Sementara potongan yang kedua pada QS Al-An’am, 6/159. Lengkapnya adalah sbb:

“Sesungguhnya orang-orang yang memecah belah agama-Nya dan mereka menjadi bergolongan, tidak ada sedikitpun tanggung jawabmu kepada mereka. Sesungguhnya urusan mereka hanyalah terserah kepada Allah, Kemudian Allah akan memberitahukan kepada mereka apa yang Telah mereka perbuat.” (QS. 6/159)

Makna ayat dalam QS Al-Mu’minun, 23/53 menurut kitab-kitab tafsir adalah sbb:

Berkata Imam At-Thabari [3] dalam tafsirnya [4], bahwa maknanya: “Maka berpecah-belahlah kaum yang diperintahkan oleh ALLAH SWT dari ummat Nabi Isa ‘alayhis salam untuk bersatu atas agama yang satu… Dan setiap firqah tersebut beragama dengan kitab yang berbeda satu dengan yang lain, sebagaimana orang Yahudi memegang kitab Taurat dan mendustakan hukum-hukum dalam kitab Injil dan Al-Qur’an, demikian pula orang-orang Nasrani yang berpegang menurut sangkaan mereka pada kitab Injil dan mendustakan kitab Al-Qur’an.” Dan ini diperkuat oleh makna “ummatan-wahidah” pada ayat sebelumnya, yaitu maknanya menurut Imam At-Thabari: “Innal ummah alladzi fi hadzal maudhu’: Ad-Din wal Millah” (makna ummat dalam konteks ayat ini adalah ummat dalam masalah agama) [5]. Jelas bahwa makna “HIZB” dalam ayat tersebut menurut Imam At-Thabari adalah HIZB dalam Ad-Din wal Millah (perbedaan & kelompok-kelompok yang berbeda dalam aqidah), lalu dimanakah letak larangannya jika HIZB tersebut tidak berbeda dalam Ad-Din wal Millah?

Imam Ibnul Jauzy dalam tafsirnya [6] menyatakan bahwa ada 2 pendapat tentang tafsir ayat ini, yaitu pendapat pertama: Mereka adalah Ahli Kitab (Yahudi & Nasrani) dari Mujahid; dan pendapat kedua: Mereka adalah Ahli Kitab & kaum Musyrikin Arab dari Ibnu Sa’ib.

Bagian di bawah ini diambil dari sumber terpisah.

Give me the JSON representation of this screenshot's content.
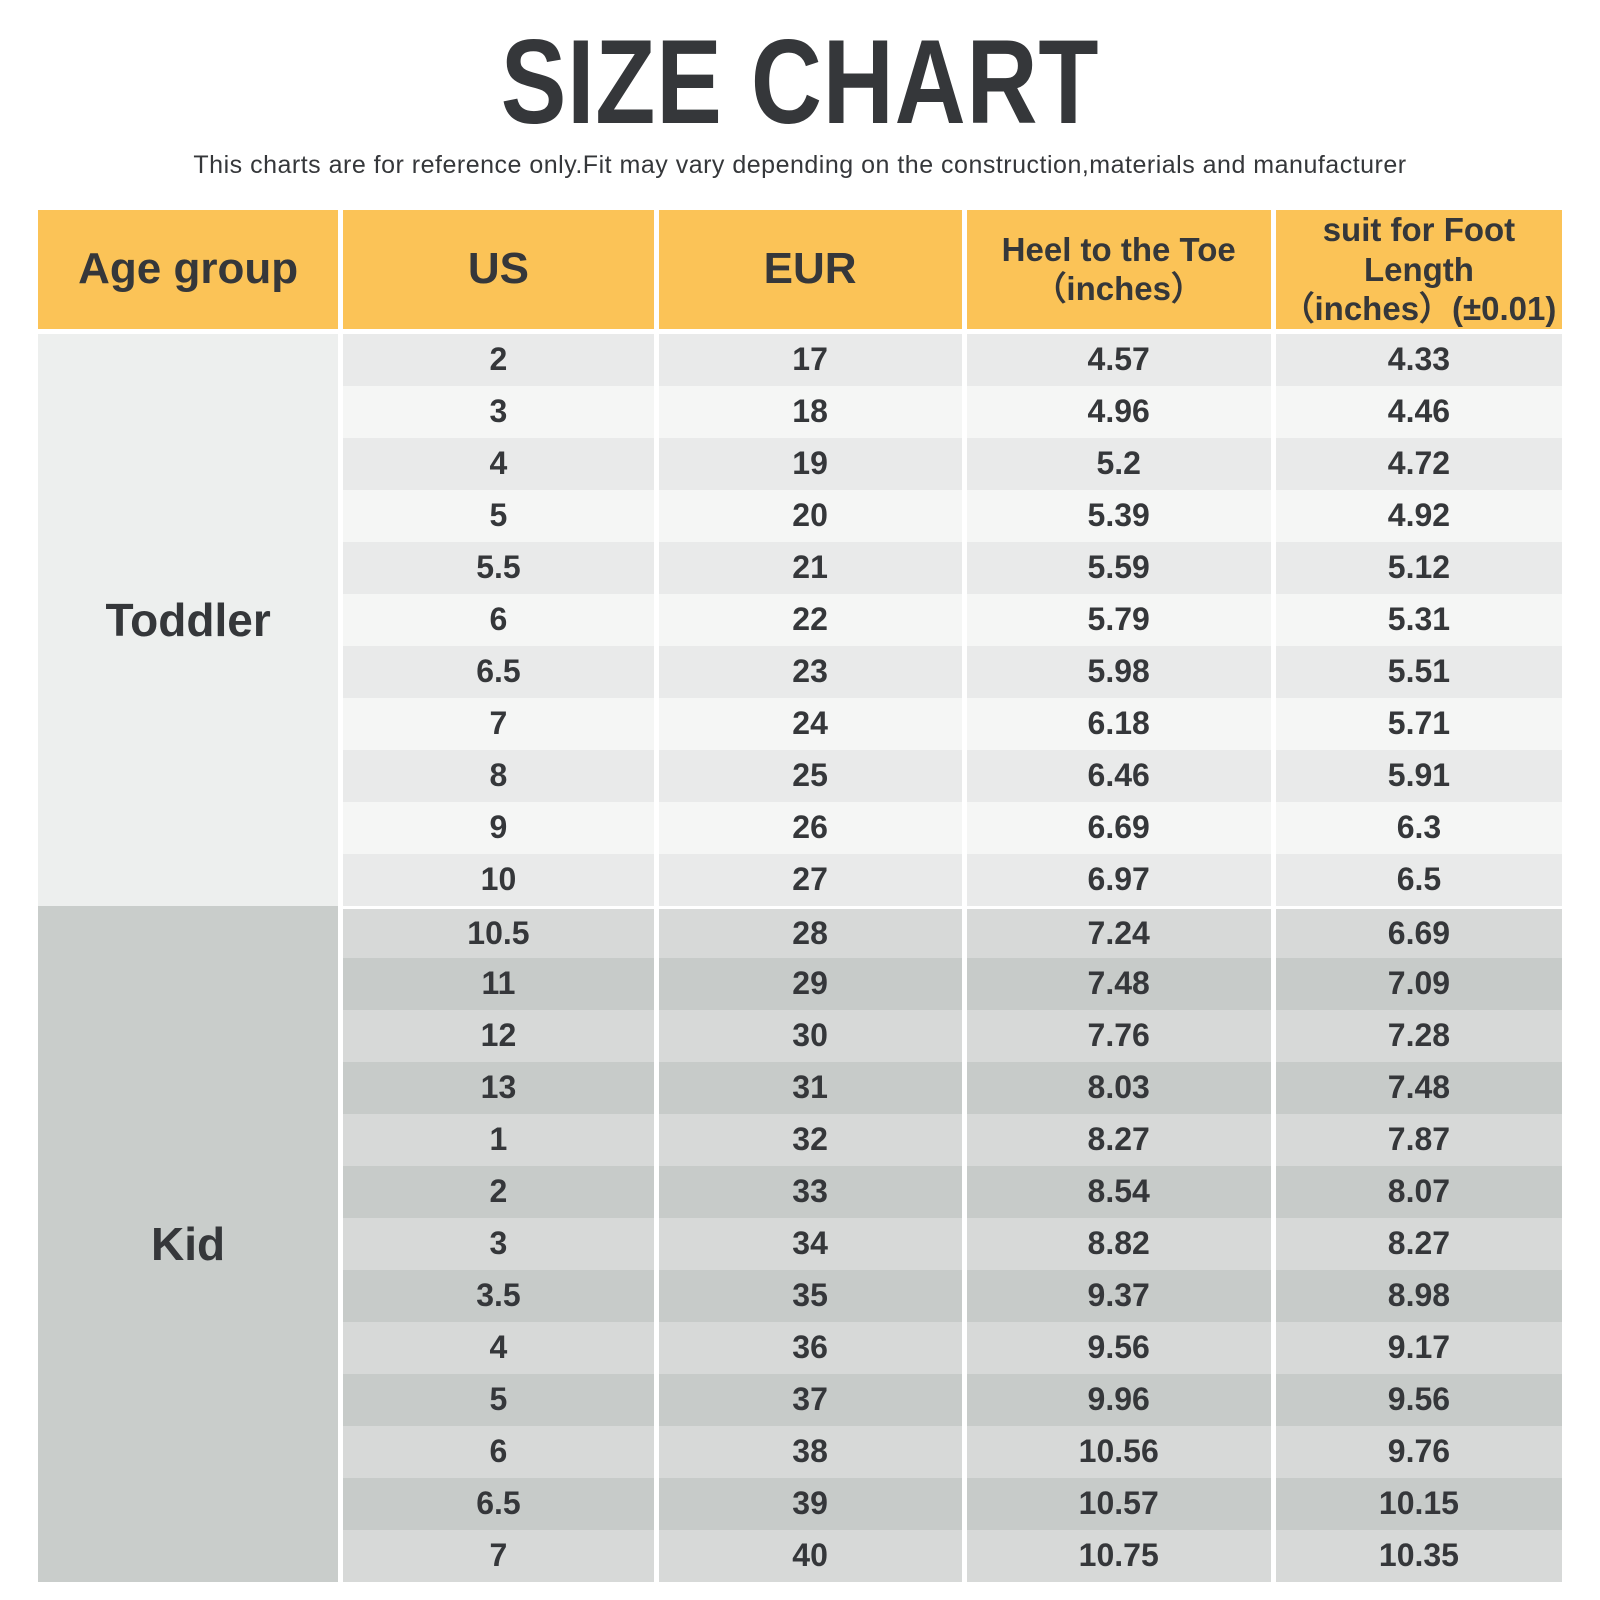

Demikian pula pendapat Imam Al-Mawardi [7] dalam tafsirnya [8], nampak bagi kita semua bahwa larangan tersebut amat jelas yaitu larangan berbeda-berbeda dalam aqidah, atau berbeda dalam kitab suci persis sebagaimana perbedaan Yahudi dan Nasrani atau musyrikin, sama sekali tidak ada larangan yang berkaitan dengan larangan membentuk organisasi, atau jama’ah atau partai.

Berkata Imam Al-Baghawi [9] dalam tafsirnya [10], bahwa makna “kullu hizbin bima ladayhim farihun = bima ‘indahum minad din” (dari apa-apa yang ada disisi mereka dari agama), dalam hal ini beliau mengkaitkan dengan tafsir ayat sebelumnya bahwa makna “fataqaththa’u amrahum = dinahum”, lalu makna “baynahum = berpecah-belah, maka mereka berpecah-belah menjadi Yahudi, Nasrani dan Majusi. Demikianlah pendapat para Imam Salafus Shalih mengenai masalah ini, yaitu bahwa HIZB yang dilarang adalah HIZB yang berbeda dalam aqidah dan agama (Ad-Din wal Millah) dan SAMA SEKALI BUKAN HIZB DALAM DAKWAH DAN PERJUANGAN.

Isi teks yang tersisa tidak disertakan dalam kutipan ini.